I had to manually intervene with the CSS itself right at the end to get the alignment right in our makeshift The Guardian logo, but other than that, absolutely no technical knowledge was required whatsoever, which is probably fortunate given my ongoing exile from the world of web development.

Conclusion

I was personally very impressed with the results I got this morning and the speed at which I was able to achieve them, and am convinced that if I’d tried to do the same thing with GPT-4, I’d have lost my mind and given up pretty early on in the process. I’d be interested to hear what you think about this little test of the new model’s capabilities, and whether you’ve already had the chance to try anything cool with GPT-4o yourself.
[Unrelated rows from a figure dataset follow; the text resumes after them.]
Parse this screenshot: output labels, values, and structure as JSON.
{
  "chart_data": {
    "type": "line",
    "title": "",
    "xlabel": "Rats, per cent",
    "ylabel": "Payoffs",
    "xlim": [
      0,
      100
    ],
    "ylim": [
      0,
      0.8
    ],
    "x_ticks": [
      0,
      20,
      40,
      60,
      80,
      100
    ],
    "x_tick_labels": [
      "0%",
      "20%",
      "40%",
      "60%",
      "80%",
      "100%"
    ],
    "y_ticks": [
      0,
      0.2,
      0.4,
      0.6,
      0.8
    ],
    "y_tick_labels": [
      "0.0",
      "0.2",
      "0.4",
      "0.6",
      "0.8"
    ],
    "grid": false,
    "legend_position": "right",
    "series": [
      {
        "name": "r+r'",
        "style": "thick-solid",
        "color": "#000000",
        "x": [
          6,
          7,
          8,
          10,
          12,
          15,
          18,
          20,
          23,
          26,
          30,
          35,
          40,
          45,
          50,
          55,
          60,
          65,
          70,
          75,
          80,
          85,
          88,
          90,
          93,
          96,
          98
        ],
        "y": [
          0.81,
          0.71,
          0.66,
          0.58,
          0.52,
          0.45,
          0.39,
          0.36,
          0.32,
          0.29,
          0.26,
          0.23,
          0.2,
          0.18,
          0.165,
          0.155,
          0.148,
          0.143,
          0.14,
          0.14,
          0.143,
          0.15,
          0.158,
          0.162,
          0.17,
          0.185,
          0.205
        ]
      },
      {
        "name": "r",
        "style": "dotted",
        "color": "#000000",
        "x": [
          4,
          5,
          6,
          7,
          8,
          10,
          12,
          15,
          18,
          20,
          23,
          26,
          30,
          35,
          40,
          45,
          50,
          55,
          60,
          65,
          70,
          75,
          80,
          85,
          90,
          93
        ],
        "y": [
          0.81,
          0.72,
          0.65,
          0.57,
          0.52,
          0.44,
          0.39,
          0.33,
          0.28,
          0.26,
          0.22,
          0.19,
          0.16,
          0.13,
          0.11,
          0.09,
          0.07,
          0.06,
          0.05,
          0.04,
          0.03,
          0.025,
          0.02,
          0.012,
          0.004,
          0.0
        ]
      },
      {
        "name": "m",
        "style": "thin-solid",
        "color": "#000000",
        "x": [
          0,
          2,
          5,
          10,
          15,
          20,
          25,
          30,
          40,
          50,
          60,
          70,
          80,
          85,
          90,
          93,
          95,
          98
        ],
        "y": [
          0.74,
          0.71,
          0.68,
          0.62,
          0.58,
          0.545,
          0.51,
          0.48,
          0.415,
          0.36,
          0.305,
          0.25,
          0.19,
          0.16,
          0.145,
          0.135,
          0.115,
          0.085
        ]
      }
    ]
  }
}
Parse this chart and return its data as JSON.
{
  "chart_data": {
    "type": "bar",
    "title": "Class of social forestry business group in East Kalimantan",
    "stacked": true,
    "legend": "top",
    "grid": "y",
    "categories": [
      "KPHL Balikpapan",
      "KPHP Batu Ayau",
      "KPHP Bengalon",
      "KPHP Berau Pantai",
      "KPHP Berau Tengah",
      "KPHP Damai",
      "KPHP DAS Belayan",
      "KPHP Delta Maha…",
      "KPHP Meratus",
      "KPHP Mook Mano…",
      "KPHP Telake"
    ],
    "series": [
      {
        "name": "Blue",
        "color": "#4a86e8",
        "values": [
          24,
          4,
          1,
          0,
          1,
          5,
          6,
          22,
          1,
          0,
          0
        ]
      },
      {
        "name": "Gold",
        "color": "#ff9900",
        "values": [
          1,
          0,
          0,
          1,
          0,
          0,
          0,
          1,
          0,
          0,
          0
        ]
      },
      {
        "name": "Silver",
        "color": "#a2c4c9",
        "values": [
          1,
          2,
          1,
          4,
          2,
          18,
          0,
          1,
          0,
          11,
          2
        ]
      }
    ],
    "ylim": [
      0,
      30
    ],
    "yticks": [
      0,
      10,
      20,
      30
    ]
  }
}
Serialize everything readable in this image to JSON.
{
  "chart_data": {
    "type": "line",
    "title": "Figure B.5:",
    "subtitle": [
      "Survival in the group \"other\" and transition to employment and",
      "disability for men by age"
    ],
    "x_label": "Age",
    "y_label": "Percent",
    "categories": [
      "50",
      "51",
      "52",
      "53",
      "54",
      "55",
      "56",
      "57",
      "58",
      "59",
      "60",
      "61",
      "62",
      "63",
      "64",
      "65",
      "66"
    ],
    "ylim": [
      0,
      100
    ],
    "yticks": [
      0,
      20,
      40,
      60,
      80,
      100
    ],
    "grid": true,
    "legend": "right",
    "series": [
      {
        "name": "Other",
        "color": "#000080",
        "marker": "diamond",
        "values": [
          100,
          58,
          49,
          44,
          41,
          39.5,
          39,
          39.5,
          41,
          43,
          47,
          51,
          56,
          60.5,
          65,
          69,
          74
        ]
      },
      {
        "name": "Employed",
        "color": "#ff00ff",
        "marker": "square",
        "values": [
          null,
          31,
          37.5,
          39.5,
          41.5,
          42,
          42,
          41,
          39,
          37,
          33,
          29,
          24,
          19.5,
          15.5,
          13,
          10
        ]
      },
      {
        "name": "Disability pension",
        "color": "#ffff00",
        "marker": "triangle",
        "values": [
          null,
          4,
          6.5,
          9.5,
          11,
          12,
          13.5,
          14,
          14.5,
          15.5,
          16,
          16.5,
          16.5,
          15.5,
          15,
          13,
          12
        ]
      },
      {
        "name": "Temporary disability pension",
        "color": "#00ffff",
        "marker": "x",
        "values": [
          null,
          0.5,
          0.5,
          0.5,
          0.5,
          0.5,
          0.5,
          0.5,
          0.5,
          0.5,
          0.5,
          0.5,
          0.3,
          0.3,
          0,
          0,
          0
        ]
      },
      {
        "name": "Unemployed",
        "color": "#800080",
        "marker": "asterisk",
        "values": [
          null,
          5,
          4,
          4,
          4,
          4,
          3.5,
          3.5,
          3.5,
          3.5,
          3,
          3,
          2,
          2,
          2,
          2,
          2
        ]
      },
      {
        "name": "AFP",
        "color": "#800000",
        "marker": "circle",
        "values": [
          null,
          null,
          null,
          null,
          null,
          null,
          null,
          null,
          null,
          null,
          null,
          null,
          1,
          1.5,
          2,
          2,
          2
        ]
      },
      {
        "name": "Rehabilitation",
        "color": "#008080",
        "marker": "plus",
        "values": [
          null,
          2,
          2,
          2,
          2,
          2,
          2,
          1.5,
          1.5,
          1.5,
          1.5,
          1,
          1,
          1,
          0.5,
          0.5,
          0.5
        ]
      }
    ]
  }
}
AI-powered technology really is getting more and more interesting with every passing month, and I for one can’t wait to get my hands on the fully-featured version of GPT-4o in the coming weeks, and then of course to see what’s coming next. But OpenAI, for the love of God stop making your models sound like Scarlett Johansson – it’s no doubt going to prove a rather unnecessary distraction when you’re knee-deep in merge conflicts on a Friday afternoon!